3. Il résulte de l'instruction, et notamment de l'attestation d'intervention établie par le commandant du bataillon de marins-pompiers de Marseille intervenu pour prendre la victime en charge après son accident sur la voie, ainsi que des deux attestations de témoins produites dont il n'y a pas lieu de remettre en doute les affirmations et qu'il n'y a pas lieu d'écarter contrairement à ce que fait valoir la métropole en défense, que M. B a été victime d'un accident de la circulation, le 25 mai 2018 vers 16 heures, en face du n° 14 du boulevard Valette à Marseille (13013), alors qu'il circulait en deux-roues à moteur après avoir roulé sur une partie détériorée de la voirie. La matérialité de l'accident est ainsi établie. Il résulte en outre du procès-verbal de constat de l'huissier dressé à la demande du requérant le 28 mai 2018, soit trois jours après l'accident, qu'à l'endroit de l'accident, la chaussée était abîmée par la présence d'un affaissement de la chaussée, entre une reprise d'asphalte et un regard en fonte, et que cette défectuosité formait un trou dans la voie de circulation d'une longueur de 75 centimètres, d'une largeur de 70 centimètres et d'une profondeur de 10 centimètres en son endroit le plus profond. M. B, établit ainsi avoir chuté en deux-roues en raison de cet affaissement. En outre, la métropole Aix-Marseille-Provence n'établit ni même n'allègue qu'elle aurait fait procéder à des inspections régulières de la voirie et de ses accessoires ni qu'elle n'aurait pas été en mesure de prendre les dispositions propres à faire disparaître le danger ou, à tout le moins de le signaler de façon adéquate. Dès lors que la défectuosité de la chaussée, manifestement ancienne et dont il n'est pas allégué qu'elle aurait été signalée, excède par ses caractéristiques les obstacles qu'un usager normalement attentif doit s'attendre à rencontrer sur une voie ouverte à la circulation automobile, M. B établit le défaut d'entretien normal de l'ouvrage public dont il était usager et le lien de causalité entre le dommage qu'il a subi et cette défectuosité.

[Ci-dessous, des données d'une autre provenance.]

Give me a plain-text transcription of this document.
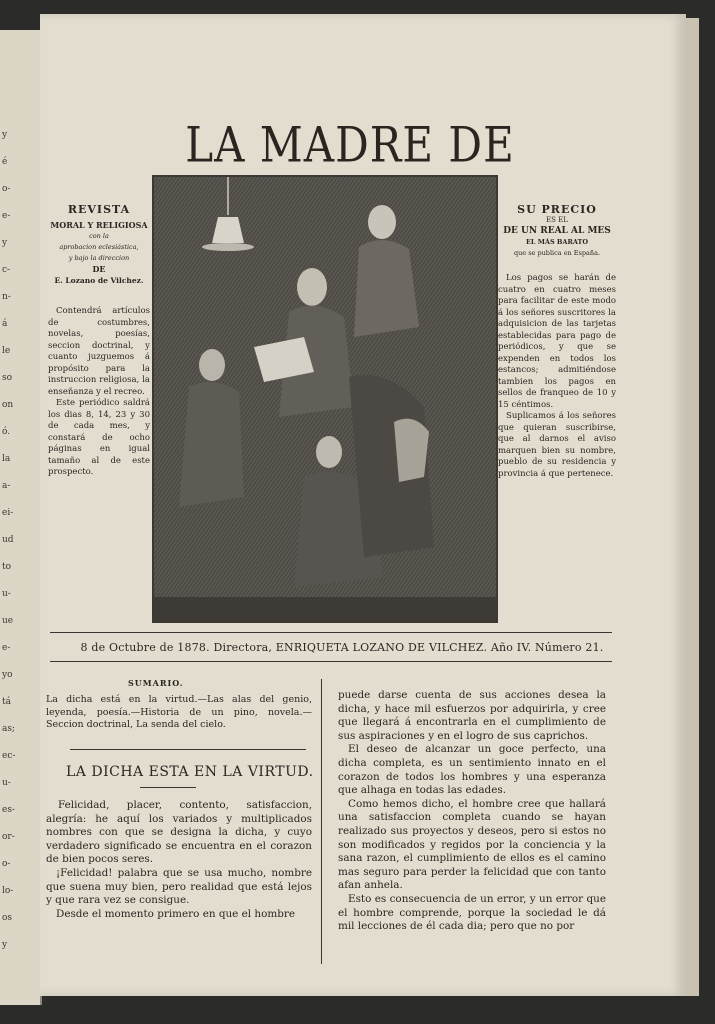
y
é
o-
e-
y
c-
n-
á
le
so
on
ó.
la
a-
ei-
ud
to
u-
ue
e-
yo
tá
as;
ec-
u-
es-
or-
o-
lo-
os
y
LA MADRE DE
REVISTA
MORAL Y RELIGIOSA
con la
aprobacion eclesiástica,
y bajo la direccion
DE
E. Lozano de Vilchez.
Contendrá artículos de costumbres, novelas, poesías, seccion doctrinal, y cuanto juzguemos á propósito para la instruccion religiosa, la enseñanza y el recreo.
Este periódico saldrá los dias 8, 14, 23 y 30 de cada mes, y constará de ocho páginas en igual tamaño al de este prospecto.
SU PRECIO
ES EL
DE UN REAL AL MES
EL MÁS BARATO
que se publica en España.
Los pagos se harán de cuatro en cuatro meses para facilitar de este modo á los señores suscritores la adquisicion de las tarjetas establecidas para pago de periódicos, y que se expenden en todos los estancos; admitiéndose tambien los pagos en sellos de franqueo de 10 y 15 céntimos.
Suplicamos á los señores que quieran suscribirse, que al darnos el aviso marquen bien su nombre, pueblo de su residencia y provincia á que pertenece.
8 de Octubre de 1878. Directora, ENRIQUETA LOZANO DE VILCHEZ. Año IV. Número 21.
SUMARIO.
La dicha está en la virtud.—Las alas del genio, leyenda, poesía.—Historia de un pino, novela.—Seccion doctrinal, La senda del cielo.
LA DICHA ESTA EN LA VIRTUD.

Felicidad, placer, contento, satisfaccion, alegría: he aquí los variados y multiplicados nombres con que se designa la dicha, y cuyo verdadero significado se encuentra en el corazon de bien pocos seres.

¡Felicidad! palabra que se usa mucho, nombre que suena muy bien, pero realidad que está lejos y que rara vez se consigue.

Desde el momento primero en que el hombre

puede darse cuenta de sus acciones desea la dicha, y hace mil esfuerzos por adquirirla, y cree que llegará á encontrarla en el cumplimiento de sus aspiraciones y en el logro de sus caprichos.

El deseo de alcanzar un goce perfecto, una dicha completa, es un sentimiento innato en el corazon de todos los hombres y una esperanza que alhaga en todas las edades.

Como hemos dicho, el hombre cree que hallará una satisfaccion completa cuando se hayan realizado sus proyectos y deseos, pero si estos no son modificados y regidos por la conciencia y la sana razon, el cumplimiento de ellos es el camino mas seguro para perder la felicidad que con tanto afan anhela.

Esto es consecuencia de un error, y un error que el hombre comprende, porque la sociedad le dá mil lecciones de él cada dia; pero que no por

4. Cependant, la responsabilité de la métropole Aix-Marseille-Provence est atténuée par les circonstances que la défectuosité en cause de la chaussée est manifestement ancienne et visible sur la chaussée, qu'elle est située sur la voie en face du n° 14 du boulevard Valette, au niveau d'un accès à la cour intérieure d'immeubles d'habitation où M. B est habitué à circuler en scooter puisqu'il est domicilié au n° 16 de la même voie, que l'accident s'est produit en plein jour, qu'il n'est ni allégué ni établi que les conditions de visibilité n'auraient pas été bonnes et qu'il ne résulte pas de l'instruction que l'intéressé était dans l'impossibilité de contourner le danger. Toutefois, le tribunal a fait une appréciation erronée de cette faute d'imprudence commise par M. B en exonérant totalement la responsabilité de la métropole. Dans les conditions particulières de l'espèce, il y a lieu de laisser à la charge du requérant 75 % du montant des préjudices subis.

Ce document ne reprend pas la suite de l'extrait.